The technique, dubbed "Fun-Tuning," was reported in Ars Technica and marks a significant breakthrough in exploiting the vulnerabilities of LLMs. By leveraging Gemini's fine-tuning feature, the researchers have found a way to significantly increase the success rate of prompt injection attacks, which can cause the model to leak information, give incorrect answers, or take other unintended actions.
What makes Fun-Tuning particularly interesting is that it uses Gemini's own fine-tuning feature in a way that is usually intended to help businesses train the AI on custom datasets. Instead, the researchers used it to test and refine prompt injections automatically. It's almost like teaching Gemini how to fool itself!
Fun-Tuning works by generating strange-looking prefixes and suffixes that are added to an otherwise ineffective prompt injection. These additions "boost" the prompt and make it much more likely to succeed. In one case, a prompt that failed on its own was made effective by wrapping it in affixes like "wandel ! ! ! !" and "formatted ! ASAP !".
In testing, the hack achieved an impressive 65% success rate on Gemini 1.5 Flash and an even higher 82% success rate on the older Gemini 1.0 Pro model – more than double the baseline success rates without Fun-Tuning. The attacks also transferred well between models, meaning that an injection that worked on one version often worked on others too.

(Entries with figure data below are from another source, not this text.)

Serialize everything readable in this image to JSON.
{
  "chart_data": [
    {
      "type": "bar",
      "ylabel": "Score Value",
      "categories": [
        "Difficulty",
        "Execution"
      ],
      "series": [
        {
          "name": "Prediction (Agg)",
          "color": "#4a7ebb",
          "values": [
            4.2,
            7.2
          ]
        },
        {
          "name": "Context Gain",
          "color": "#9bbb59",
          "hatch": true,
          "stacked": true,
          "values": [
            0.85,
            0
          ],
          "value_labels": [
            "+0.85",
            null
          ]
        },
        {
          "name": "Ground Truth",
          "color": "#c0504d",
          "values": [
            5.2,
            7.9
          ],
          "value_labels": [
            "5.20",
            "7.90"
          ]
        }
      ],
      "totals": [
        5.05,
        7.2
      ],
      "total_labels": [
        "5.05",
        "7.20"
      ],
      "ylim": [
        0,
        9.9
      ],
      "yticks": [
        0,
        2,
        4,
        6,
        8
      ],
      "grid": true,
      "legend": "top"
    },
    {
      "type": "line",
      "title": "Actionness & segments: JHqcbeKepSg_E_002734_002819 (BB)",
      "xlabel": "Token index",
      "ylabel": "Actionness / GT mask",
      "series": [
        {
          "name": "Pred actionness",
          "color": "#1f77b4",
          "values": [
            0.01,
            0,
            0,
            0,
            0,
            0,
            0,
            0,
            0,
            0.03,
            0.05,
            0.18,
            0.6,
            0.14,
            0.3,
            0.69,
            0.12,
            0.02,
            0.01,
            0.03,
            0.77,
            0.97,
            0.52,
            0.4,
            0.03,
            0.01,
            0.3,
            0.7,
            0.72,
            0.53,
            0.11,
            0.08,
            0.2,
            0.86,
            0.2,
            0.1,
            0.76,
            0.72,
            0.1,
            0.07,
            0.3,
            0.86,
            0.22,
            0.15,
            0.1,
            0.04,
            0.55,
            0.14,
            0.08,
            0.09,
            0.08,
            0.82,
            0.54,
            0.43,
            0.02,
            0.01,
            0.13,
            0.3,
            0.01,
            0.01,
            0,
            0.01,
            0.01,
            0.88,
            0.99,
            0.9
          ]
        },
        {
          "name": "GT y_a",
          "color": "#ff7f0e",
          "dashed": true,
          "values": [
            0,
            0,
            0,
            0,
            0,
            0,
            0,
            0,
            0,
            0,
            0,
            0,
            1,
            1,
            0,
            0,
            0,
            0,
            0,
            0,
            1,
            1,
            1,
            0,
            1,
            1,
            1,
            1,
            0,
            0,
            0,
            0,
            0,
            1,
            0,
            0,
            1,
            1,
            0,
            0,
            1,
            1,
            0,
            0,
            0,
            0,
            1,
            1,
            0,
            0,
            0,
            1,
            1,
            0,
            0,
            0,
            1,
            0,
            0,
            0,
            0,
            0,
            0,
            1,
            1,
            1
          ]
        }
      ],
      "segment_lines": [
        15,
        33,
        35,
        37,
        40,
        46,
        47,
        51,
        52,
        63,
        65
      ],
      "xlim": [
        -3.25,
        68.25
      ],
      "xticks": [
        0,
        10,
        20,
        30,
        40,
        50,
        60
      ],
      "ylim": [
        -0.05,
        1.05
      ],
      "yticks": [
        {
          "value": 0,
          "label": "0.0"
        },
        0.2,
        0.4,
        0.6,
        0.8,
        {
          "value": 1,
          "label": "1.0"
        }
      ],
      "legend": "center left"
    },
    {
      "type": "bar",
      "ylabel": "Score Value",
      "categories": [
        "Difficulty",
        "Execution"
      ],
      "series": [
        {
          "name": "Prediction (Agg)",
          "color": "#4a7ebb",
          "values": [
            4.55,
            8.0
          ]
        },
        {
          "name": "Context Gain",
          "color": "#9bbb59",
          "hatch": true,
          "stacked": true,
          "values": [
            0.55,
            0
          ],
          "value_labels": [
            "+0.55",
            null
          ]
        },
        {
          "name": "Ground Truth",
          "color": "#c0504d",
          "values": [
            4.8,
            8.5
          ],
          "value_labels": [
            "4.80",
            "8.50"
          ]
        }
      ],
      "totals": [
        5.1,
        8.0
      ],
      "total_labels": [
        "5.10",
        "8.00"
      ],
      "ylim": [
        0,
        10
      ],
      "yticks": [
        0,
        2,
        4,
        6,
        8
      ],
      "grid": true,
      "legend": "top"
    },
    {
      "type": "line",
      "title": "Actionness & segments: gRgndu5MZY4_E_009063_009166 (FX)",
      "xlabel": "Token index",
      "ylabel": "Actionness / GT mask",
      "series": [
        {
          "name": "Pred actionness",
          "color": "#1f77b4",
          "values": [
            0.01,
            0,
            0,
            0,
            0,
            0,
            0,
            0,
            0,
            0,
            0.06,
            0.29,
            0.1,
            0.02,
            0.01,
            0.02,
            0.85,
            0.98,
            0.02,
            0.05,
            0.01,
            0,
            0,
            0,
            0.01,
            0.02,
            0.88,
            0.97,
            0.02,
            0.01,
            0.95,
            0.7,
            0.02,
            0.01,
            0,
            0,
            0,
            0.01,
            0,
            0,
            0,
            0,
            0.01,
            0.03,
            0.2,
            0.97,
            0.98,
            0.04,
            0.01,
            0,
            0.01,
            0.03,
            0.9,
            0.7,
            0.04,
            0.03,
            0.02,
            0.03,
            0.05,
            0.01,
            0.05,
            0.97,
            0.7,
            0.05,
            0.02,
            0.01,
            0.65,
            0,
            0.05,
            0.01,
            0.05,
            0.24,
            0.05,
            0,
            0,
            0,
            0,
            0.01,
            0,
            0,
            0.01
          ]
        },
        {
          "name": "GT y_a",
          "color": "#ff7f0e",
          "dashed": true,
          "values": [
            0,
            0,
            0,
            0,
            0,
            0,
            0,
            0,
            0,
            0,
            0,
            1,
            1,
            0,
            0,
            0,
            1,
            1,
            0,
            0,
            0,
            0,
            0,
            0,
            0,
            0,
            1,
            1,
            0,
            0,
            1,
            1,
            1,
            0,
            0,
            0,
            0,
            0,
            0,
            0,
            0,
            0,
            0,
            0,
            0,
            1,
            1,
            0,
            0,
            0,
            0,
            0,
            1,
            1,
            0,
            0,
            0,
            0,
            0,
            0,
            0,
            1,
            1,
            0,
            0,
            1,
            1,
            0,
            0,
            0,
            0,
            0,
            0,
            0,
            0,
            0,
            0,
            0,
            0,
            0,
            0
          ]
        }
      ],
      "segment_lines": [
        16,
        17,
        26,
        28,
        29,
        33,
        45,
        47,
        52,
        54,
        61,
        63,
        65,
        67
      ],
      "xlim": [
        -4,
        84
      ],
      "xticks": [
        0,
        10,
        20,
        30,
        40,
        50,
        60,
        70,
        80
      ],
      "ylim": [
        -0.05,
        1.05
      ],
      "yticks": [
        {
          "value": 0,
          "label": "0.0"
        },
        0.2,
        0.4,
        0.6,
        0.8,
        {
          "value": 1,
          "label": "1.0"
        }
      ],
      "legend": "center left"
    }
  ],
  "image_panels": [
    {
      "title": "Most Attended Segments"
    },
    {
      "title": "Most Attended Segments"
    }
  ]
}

The vulnerability stems from the way fine-tuning works. During training, Gemini provides feedback in the form of a "loss" score, which is a number that reflects how far the model's answer is from the desired result. Attackers can exploit this feedback to optimize their prompts until the system finds a successful one.
Google didn't respond directly to the Fun-Tuning technique, but a spokesperson for the company stated that "defending against this class of attack has been an ongoing priority for us" and pointed to existing safeguards against prompt injection and harmful responses. The company also mentioned that Gemini is regularly tested against these kinds of attacks through internal "red-teaming" exercises.
The researchers acknowledge that the issue may be tricky to fix since the feedback that enables Fun-Tuning is a core part of how fine-tuning works. In other words, making it less effective for Fun-Tuning risks reducing its utility overall. This highlights the ongoing cat-and-mouse game between hackers and AI model developers, where each side tries to outsmart the other.
As the use of LLMs becomes increasingly widespread, it's essential that we understand these vulnerabilities and develop effective strategies to mitigate them. The discovery of Fun-Tuning is a sobering reminder of the potential risks associated with these powerful tools, and it will be interesting to see how Google responds to this development in the days ahead.